John Terry was mugged by Milan Baros for that first goal and generally went about trying to prove the doubters right about his return to the captaincy. Brown was frequently clueless and challenged David Nugent against Andorra for the title of 'least deserved international scorer'.
But that is where we are. We're still waiting for one of the younger keepers to make an unanswerable case to replace James. Glen Johnson,anyone, at right-back? And Jonathan Woodgate, when he came on, did his best to make the skipper look good.
In the back five, the five starters were the best available players in their positions. Nothing we saw changed that. Sobering but true. What of the front six?
David Beckham lingered longest at the end, apparently. What was he thinking? Probably having second thoughts about his fitness to play 90 minutes of football after commuting across the Atlantic. He worked hard, but he looked off the pace throughout. Jan Koller was deemed unfit to play after a club trip to Russia's far east and as long as Beckham's circumstances remain the same he will struggle.
This is especially important because of what Capello is trying to do with the front six. Let's call them that, because it was often hard to work out what shape they were supposed to have. And that was not exactly unintentional.
It was not to everyone's taste and when mistakes came the team were left exposed, most conspicuously early on when a poor pass by Beckham with Brown in front of him led to Gareth Barry being booked for a desperate tackle-back.
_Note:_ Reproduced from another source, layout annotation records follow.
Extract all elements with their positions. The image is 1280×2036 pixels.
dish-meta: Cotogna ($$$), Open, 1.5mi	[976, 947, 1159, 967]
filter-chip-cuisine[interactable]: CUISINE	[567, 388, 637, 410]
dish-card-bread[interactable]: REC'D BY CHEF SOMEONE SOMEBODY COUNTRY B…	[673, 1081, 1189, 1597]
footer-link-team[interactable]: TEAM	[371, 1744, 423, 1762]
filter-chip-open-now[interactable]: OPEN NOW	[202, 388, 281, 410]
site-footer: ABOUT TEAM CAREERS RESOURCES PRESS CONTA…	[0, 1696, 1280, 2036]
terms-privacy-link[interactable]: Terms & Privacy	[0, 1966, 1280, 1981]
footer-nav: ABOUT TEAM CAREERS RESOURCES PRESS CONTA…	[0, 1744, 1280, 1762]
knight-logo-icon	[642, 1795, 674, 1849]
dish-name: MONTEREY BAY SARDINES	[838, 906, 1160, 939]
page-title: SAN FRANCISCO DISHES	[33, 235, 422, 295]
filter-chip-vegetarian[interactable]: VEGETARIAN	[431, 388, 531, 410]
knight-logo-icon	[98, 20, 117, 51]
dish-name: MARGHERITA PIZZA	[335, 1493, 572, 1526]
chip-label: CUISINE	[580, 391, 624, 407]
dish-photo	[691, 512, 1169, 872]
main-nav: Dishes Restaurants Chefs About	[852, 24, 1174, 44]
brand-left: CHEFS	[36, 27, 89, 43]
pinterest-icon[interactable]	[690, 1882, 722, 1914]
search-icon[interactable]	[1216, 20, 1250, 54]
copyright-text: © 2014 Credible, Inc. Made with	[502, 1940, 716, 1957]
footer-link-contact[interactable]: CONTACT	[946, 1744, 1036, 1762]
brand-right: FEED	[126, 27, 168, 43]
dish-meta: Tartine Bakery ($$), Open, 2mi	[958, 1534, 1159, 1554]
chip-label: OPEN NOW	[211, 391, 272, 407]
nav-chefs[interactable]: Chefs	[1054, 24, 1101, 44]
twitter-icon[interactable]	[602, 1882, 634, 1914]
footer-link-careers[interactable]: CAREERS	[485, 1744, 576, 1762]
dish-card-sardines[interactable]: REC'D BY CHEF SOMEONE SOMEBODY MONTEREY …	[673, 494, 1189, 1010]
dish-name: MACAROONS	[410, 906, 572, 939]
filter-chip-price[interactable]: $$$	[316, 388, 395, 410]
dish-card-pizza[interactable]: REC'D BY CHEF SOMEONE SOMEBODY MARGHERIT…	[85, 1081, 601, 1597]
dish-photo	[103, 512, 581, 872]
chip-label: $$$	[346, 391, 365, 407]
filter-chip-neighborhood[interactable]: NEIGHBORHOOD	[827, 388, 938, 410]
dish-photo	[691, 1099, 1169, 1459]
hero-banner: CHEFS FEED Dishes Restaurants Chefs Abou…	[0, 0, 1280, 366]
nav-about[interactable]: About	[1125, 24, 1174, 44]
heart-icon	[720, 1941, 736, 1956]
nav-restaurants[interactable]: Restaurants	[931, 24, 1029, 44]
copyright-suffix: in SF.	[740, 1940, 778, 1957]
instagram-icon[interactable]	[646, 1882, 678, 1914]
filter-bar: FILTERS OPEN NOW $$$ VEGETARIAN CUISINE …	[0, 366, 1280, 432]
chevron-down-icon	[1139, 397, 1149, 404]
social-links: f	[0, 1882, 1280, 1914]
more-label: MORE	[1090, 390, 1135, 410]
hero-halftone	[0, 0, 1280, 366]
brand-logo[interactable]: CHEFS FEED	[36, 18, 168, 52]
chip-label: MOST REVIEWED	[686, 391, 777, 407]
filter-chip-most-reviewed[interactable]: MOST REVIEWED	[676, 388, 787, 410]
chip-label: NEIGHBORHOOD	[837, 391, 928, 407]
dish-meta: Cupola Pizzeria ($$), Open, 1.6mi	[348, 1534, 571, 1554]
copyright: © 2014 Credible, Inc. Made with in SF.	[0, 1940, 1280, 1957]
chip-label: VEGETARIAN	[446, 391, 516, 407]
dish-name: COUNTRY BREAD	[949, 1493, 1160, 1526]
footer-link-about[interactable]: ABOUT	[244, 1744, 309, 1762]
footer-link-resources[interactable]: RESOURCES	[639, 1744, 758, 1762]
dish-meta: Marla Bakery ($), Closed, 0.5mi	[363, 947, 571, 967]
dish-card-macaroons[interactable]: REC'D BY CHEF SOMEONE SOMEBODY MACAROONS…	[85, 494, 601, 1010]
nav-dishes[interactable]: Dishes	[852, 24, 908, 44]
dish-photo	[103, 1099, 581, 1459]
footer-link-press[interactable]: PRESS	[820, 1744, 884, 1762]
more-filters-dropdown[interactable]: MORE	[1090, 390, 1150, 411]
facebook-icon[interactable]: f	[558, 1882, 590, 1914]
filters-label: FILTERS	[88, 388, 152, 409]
But the front six were trying - and on occasion successfully - to pass the ball around, retain possession and be flexible, covering each other's runs and looking for the right pass.
This is not an easy way to play and in the second half it broke down. But England did start to string the passes together before the break, they did move around the Czech half-probing for weaknesses, and had Steven Gerrard, Wayne Rooney and Jermain Defoe established a better understanding then more chances would have come. Petr Cech was still kept busy, even if too many of the shots were weak ones. Imagine, though, that Defoe had taken the best of them, after a neat pass from Gerrard.
England are still uncomfortable playing this way - but they have to be able to play possession football to succeed at this level. The biggest problem was this is a game Beckham struggles to play. It requires him to cover far more ground than being a conventional right-winger does and too often he would end a move by attempting an overoptimistic cross on a night when he would have to be on the top of his game to find the head of Defoe or Rooney. He has played this way in Madrid, but with more technically adept team-mates and as a younger man without a jetlag problem.
Out of possession, England did not recover their shape quickly enough, especially as the full-backs had to push forward. The players were still feeling their way. Gerrard delivered one left-foot cross - not a bad one, either - but was too happy to move away from that flank. There's still a massive amount of work to do and while Capello said that he would pick his strongest team for this game, I'd pray that in a competitive situation the substitutions would have been different. Beckham should have played his way out of the starting XI.
No, the results were not that different than under Steve McClaren. Stewart Downing or Joe Cole should get starting chances. But Capello is trying to get England to play football with the ball - that is the experiment that really matters and a challenge to whomever he picks.